The fourth-grader won that honor with a winning essay that included a traditional Cherokee story on the sacredness of evergreens.

“When all the trees, plants and animals were created, they were asked to stay awake to fast and pray for seven nights to honor the Creator. The first night they all stayed awake, but the second night some fell asleep; the third night more dropped out, and so on.

By the seventh night, only a few were still awake.
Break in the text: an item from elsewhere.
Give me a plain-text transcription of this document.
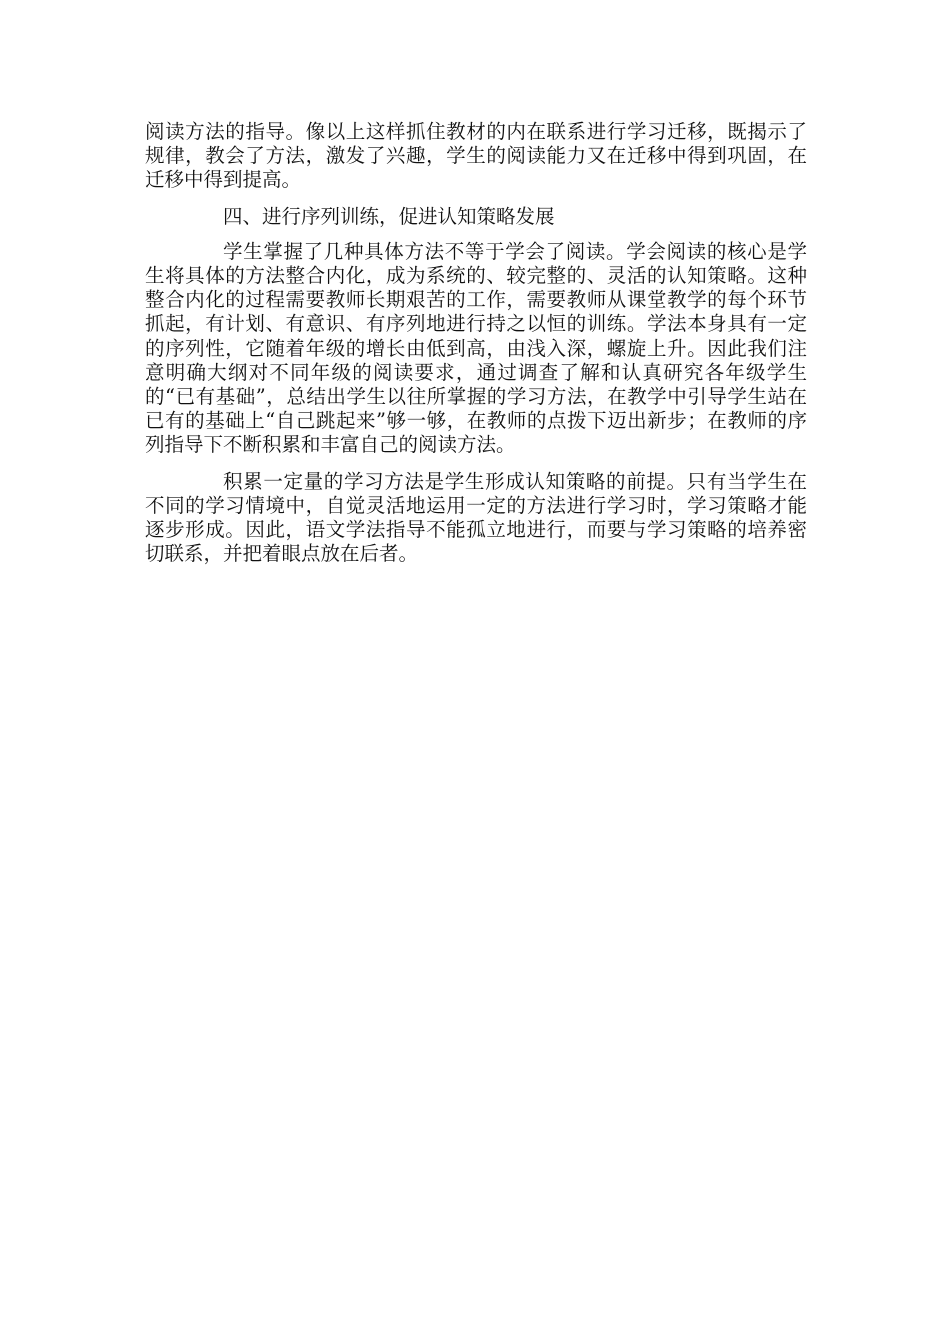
阅读方法的指导。像以上这样抓住教材的内在联系进行学习迁移，既揭示了规律，教会了方法，激发了兴趣，学生的阅读能力又在迁移中得到巩固，在迁移中得到提高。

四、进行序列训练，促进认知策略发展

学生掌握了几种具体方法不等于学会了阅读。学会阅读的核心是学生将具体的方法整合内化，成为系统的、较完整的、灵活的认知策略。这种整合内化的过程需要教师长期艰苦的工作，需要教师从课堂教学的每个环节抓起，有计划、有意识、有序列地进行持之以恒的训练。学法本身具有一定的序列性，它随着年级的增长由低到高，由浅入深，螺旋上升。因此我们注意明确大纲对不同年级的阅读要求，通过调查了解和认真研究各年级学生的“已有基础”，总结出学生以往所掌握的学习方法，在教学中引导学生站在已有的基础上“自己跳起来”够一够，在教师的点拨下迈出新步；在教师的序列指导下不断积累和丰富自己的阅读方法。

积累一定量的学习方法是学生形成认知策略的前提。只有当学生在不同的学习情境中，自觉灵活地运用一定的方法进行学习时，学习策略才能逐步形成。因此，语文学法指导不能孤立地进行，而要与学习策略的培养密切联系，并把着眼点放在后者。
Of the animals, the owl (u-gu-gu), the panther (tsv-da-tsi), and a few others were still awake. These animals were given the power to see and go about in the dark and make prey of the birds and animals that must sleep at night.

Of the trees, only the cedar, the pine, the spruce, the holly, the hemlock, and the laurel were awake to the end. The Creator gave these trees the ability to keep their leaves and stay green all year round and gave them special power to be medicine for the Cherokee people.

Therefore, these trees are sacred and used for medicine by the Cherokee people to this day.”